The BestKeeper algorithm calculates the stability of candidate genes by analyzing their standard deviation (SD) of Cq values, as well as the coefficient of variance (CV), correlation coefficient (r), and p-value (p), which are also important parameters. It separately calculates the top 25% most stable genes in each serotype group, resulting in a total of 16 genes, out of which 8 are unique. Among them, rpoD is counted 4 times, ropB is counted 3 times, ftsY, glmS, and nuoB are each counted 2 times, and argS, gyrB, and lepA are each counted 1 time.
4. Comprehensive Ranking of Housekeeping Gene Stability Using the Robust Rank Aggregation Algorithm
It is evident that even for the same set of qRT-PCR data, different algorithms may yield rankings that are not entirely consistent.

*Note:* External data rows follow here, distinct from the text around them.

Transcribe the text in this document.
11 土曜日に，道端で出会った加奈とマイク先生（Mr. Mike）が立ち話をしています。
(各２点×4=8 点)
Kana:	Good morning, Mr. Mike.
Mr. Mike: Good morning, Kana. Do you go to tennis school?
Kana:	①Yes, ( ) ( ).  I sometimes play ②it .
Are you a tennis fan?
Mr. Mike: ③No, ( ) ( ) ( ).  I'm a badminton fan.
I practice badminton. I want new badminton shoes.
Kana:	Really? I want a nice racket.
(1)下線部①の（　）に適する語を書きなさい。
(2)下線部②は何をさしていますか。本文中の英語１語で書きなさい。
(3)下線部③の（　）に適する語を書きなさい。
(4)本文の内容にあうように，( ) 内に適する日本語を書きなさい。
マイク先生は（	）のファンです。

To obtain a composite ranking, we employed the RRA algorithm to integrate 48 ranking results from 12 clinical bacterial strains obtained through four different evaluation methods. This method led us to a comprehensive ranking (see Fig. 8). The results show that the composite rankings of the 16 candidate housekeeping genes can generally be divided into three tiers. The first tier includes glnS, nuoB, glmS, gyrB, dnaK, and thrS, which have the lowest RRA scores, indicating their consistently high rankings and good stability across various algorithms. glnS stands out in particular, with an RRA score of only 0.01, placing it in the foremost position. The second tier genes, rlmL, rpoD, and rpoB, display moderate overall ranking performance. The third tier comprises lepA, ftsY, 16s rRNA, rpoN, argS, gmk, and dnaX, which suggests that their rankings fluctuate significantly across different algorithms or they tend to rank lower more consistently.